WASHINGTON -- Congress is trying to overturn the Obama administration's latest decision to rescind the controversial "no match" rule, but produce groups believe the rule may stay buried for now.
Department of Homeland Security Secretary Janet Napolitano announced July 8 that the agency planned to ditch the current Social Security Administration rule, which has been blocked by a court order, in favor of a regulation that would award federal contracts only to employers who use E-Verify to check employee work authorization.
The 2007 no-match rule directed employers to act if they receive SSA no- match letters: notices from the Department of Homeland Security that call into question work eligibility information provided by employees. Immigration advocates sued the government, saying the rule would threaten jobs of U.S. citizens and other legally authorized workers because of errors in the government's Social Security earnings databases.
But Sen.
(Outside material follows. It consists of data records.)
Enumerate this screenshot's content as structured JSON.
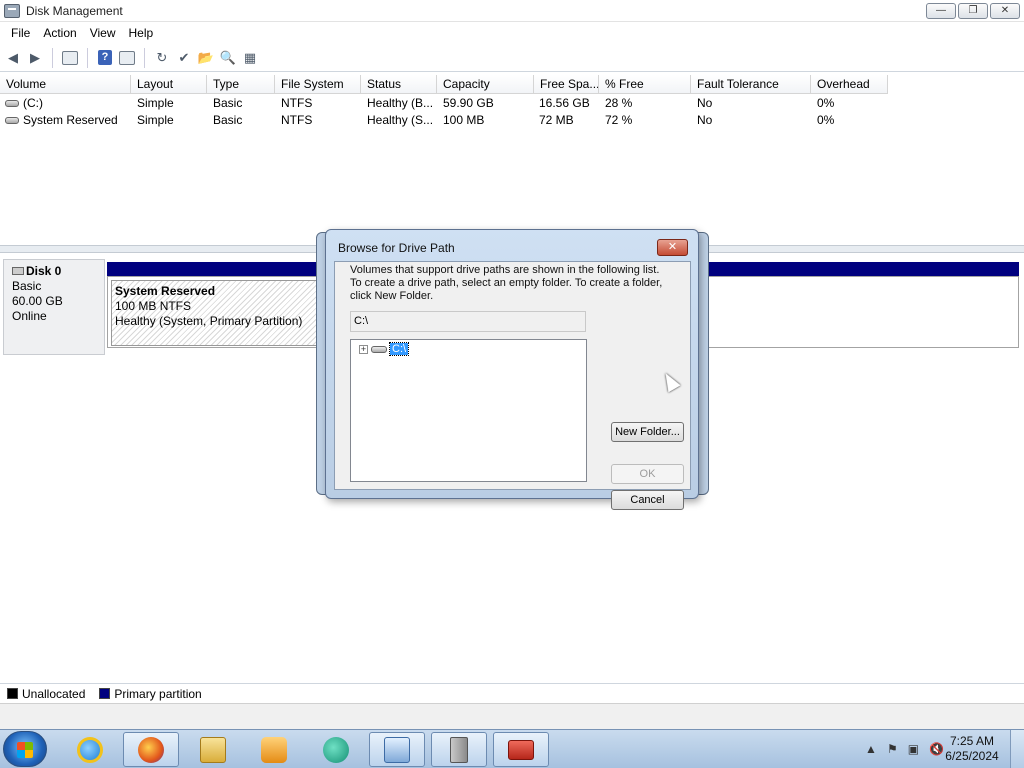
{
  "window": {
    "title": "Disk Management",
    "min": "—",
    "max": "❐",
    "close": "✕"
  },
  "menu": {
    "items": [
      "File",
      "Action",
      "View",
      "Help"
    ]
  },
  "volumes": {
    "columns": [
      "Volume",
      "Layout",
      "Type",
      "File System",
      "Status",
      "Capacity",
      "Free Spa...",
      "% Free",
      "Fault Tolerance",
      "Overhead"
    ],
    "rows": [
      [
        "(C:)",
        "Simple",
        "Basic",
        "NTFS",
        "Healthy (B...",
        "59.90 GB",
        "16.56 GB",
        "28 %",
        "No",
        "0%"
      ],
      [
        "System Reserved",
        "Simple",
        "Basic",
        "NTFS",
        "Healthy (S...",
        "100 MB",
        "72 MB",
        "72 %",
        "No",
        "0%"
      ]
    ]
  },
  "disk": {
    "name": "Disk 0",
    "type": "Basic",
    "size": "60.00 GB",
    "status": "Online",
    "partition": {
      "name": "System Reserved",
      "info": "100 MB NTFS",
      "status": "Healthy (System, Primary Partition)"
    }
  },
  "legend": {
    "unallocated": "Unallocated",
    "primary": "Primary partition",
    "unallocated_color": "#000000",
    "primary_color": "#00007f"
  },
  "dialog": {
    "title": "Browse for Drive Path",
    "line1": "Volumes that support drive paths are shown in the following list.",
    "line2": "To create a drive path, select an empty folder. To create a folder,",
    "line3": "click New Folder.",
    "path": "C:\\",
    "tree_item": "C:\\",
    "expander": "+",
    "new_folder": "New Folder...",
    "ok": "OK",
    "cancel": "Cancel",
    "close": "✕"
  },
  "taskbar": {
    "time": "7:25 AM",
    "date": "6/25/2024",
    "apps": [
      "internet-explorer",
      "firefox",
      "file-explorer",
      "media-player",
      "browser",
      "server-manager",
      "network",
      "toolbox"
    ]
  },
  "colors": {
    "accent": "#3399ff",
    "disk_bar": "#00007f",
    "taskbar": "#b8cfe8"
  }
}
David Vitter (R-LA) attached an amendment to the Department of Homeland Security spending bill earlier this month that would block the agency from using fiscal 2010 funds to rescind the Social Security no match rule.
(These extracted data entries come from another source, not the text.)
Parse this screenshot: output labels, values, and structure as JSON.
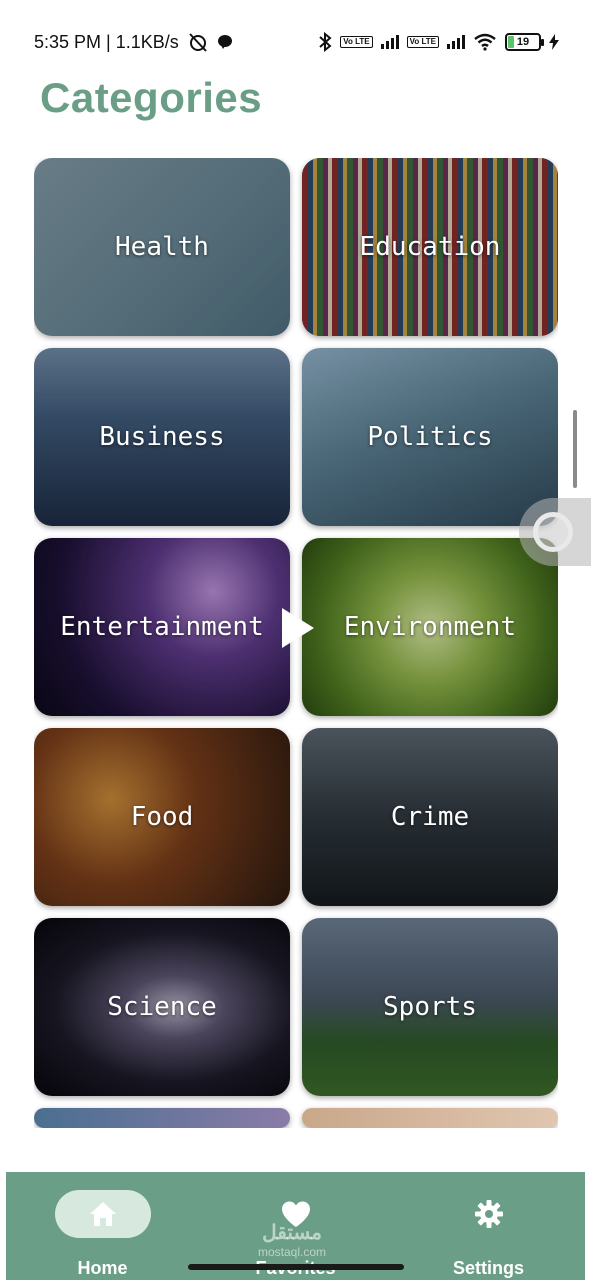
{
  "status_bar": {
    "time_speed": "5:35 PM | 1.1KB/s",
    "volte_1": "Vo LTE",
    "volte_2": "Vo LTE",
    "battery": "19"
  },
  "page": {
    "title": "Categories"
  },
  "categories": [
    {
      "label": "Health"
    },
    {
      "label": "Education"
    },
    {
      "label": "Business"
    },
    {
      "label": "Politics"
    },
    {
      "label": "Entertainment"
    },
    {
      "label": "Environment"
    },
    {
      "label": "Food"
    },
    {
      "label": "Crime"
    },
    {
      "label": "Science"
    },
    {
      "label": "Sports"
    }
  ],
  "bottom_nav": {
    "items": [
      {
        "label": "Home",
        "icon": "home-icon"
      },
      {
        "label": "Favorites",
        "icon": "heart-icon"
      },
      {
        "label": "Settings",
        "icon": "gear-icon"
      }
    ]
  },
  "watermark": {
    "text": "مستقل",
    "subtext": "mostaql.com"
  },
  "colors": {
    "accent": "#6a9e86",
    "active_pill": "#d7e9df"
  }
}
"That the Senate passed this amendment on the very next day after the administration stated their intent to rescind the no-match rule serves as an even stronger indicator of where Congress stands on this issue," said Sen. Vitter. "The Senate's unanimous approval of this amendment sends a clear message to the Obama administration that we will not allow weak immigration laws."
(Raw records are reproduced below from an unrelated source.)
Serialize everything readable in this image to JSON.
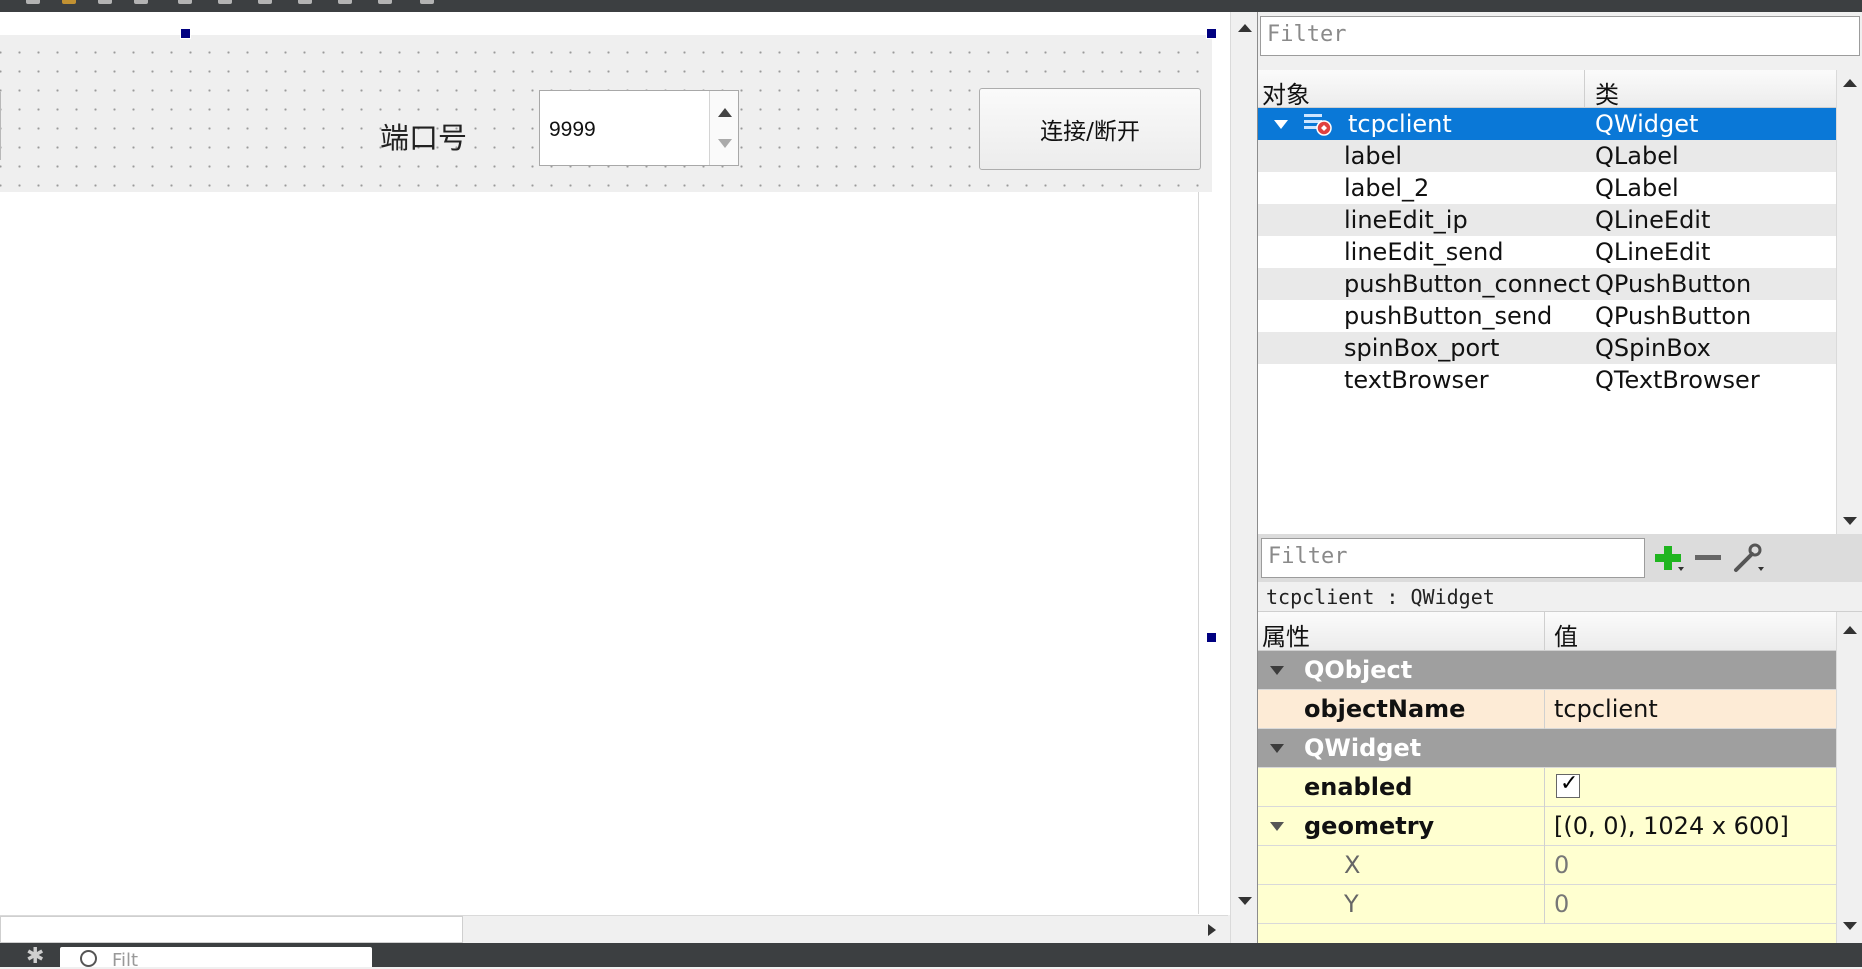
{
  "form": {
    "port_label": "端口号",
    "port_value": "9999",
    "connect_button": "连接/断开"
  },
  "object_inspector": {
    "filter_placeholder": "Filter",
    "columns": {
      "object": "对象",
      "class": "类"
    },
    "root": {
      "name": "tcpclient",
      "class": "QWidget"
    },
    "children": [
      {
        "name": "label",
        "class": "QLabel"
      },
      {
        "name": "label_2",
        "class": "QLabel"
      },
      {
        "name": "lineEdit_ip",
        "class": "QLineEdit"
      },
      {
        "name": "lineEdit_send",
        "class": "QLineEdit"
      },
      {
        "name": "pushButton_connect",
        "class": "QPushButton"
      },
      {
        "name": "pushButton_send",
        "class": "QPushButton"
      },
      {
        "name": "spinBox_port",
        "class": "QSpinBox"
      },
      {
        "name": "textBrowser",
        "class": "QTextBrowser"
      }
    ]
  },
  "property_editor": {
    "filter_placeholder": "Filter",
    "title": "tcpclient : QWidget",
    "columns": {
      "property": "属性",
      "value": "值"
    },
    "groups": [
      {
        "name": "QObject"
      },
      {
        "name": "QWidget"
      }
    ],
    "rows": {
      "objectName": {
        "label": "objectName",
        "value": "tcpclient"
      },
      "enabled": {
        "label": "enabled",
        "checked": true
      },
      "geometry": {
        "label": "geometry",
        "value": "[(0, 0), 1024 x 600]"
      },
      "x": {
        "label": "X",
        "value": "0"
      },
      "y": {
        "label": "Y",
        "value": "0"
      }
    },
    "icons": {
      "add": "plus-icon",
      "remove": "minus-icon",
      "configure": "wrench-icon"
    }
  },
  "bottom": {
    "search_placeholder": "Filt"
  },
  "colors": {
    "selection": "#0a78d7",
    "group_row": "#9f9f9f",
    "highlight_row": "#fdebd6",
    "property_row": "#ffffd0",
    "handle": "#000080"
  }
}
Jason Resnik, Western Growers Association's assistant general counsel, said that he is dubious that the Vitter amendment -- even if it ends up in the final legislation -- can do what it says it does.
The no-match rule has been tied up in litigation for years, said Mr. Resnik. "The amendment won't do anything to change that," he said, suggesting that the rule is unlikely to "see the light of day."
United Fresh Produce Association's Robert Guenther agreed. The administration could use FY 2009 money to rescind it, he noted. The DHS spending bill still has to be agreed to by conference, so "it's by no means done," he said.
"We think the administration made the right decision to pull it back and rewrite it," added Mr. Guenther. As for whether it sends a signal on the prospects for immigration reform, Mr. Guenther didn't think so. Senate Majority Leader Harry Reid (D-NV) said last month that he would like the Senate to pass comprehensive immigration reform this year.
Earlier this month, the administration reiterated support for mandatory E- Verify as a means for businesses that receive federal contract and federal stimulus money to check employees for compliance with federal immigration laws. The DHS-operated system compares information from the Employment Eligibility Verification Form (I-9) against federal government databases to verify workers' employment eligibility.
"E-Verify is a smart, simple and effective tool that reflects our continued commitment to working with employers to maintain a legal workforce," said Secretary Napolitano.
While E-Verify may be a good tool for employers that choose to use it, "we believe it should remain voluntary," said Mr. Resnik. It's largely a pilot program that is being ramped up very quickly. "We don't think E-Verify will be reliable enough for a large number of users."
But some members of Congress are eager to expand the program. Sen. Charles Grassley (R-IA) attached an amendment on a spending bill that would allow employers to verify the work status of all workers, not just new hires, through the E-Verify program.
"It just makes common sense to allow employers the opportunity to access this free, on-line database system to check their workers," Sen. Grassley said July 8. "When people enter this country illegally, they create undue delays and hardship for people following the rules."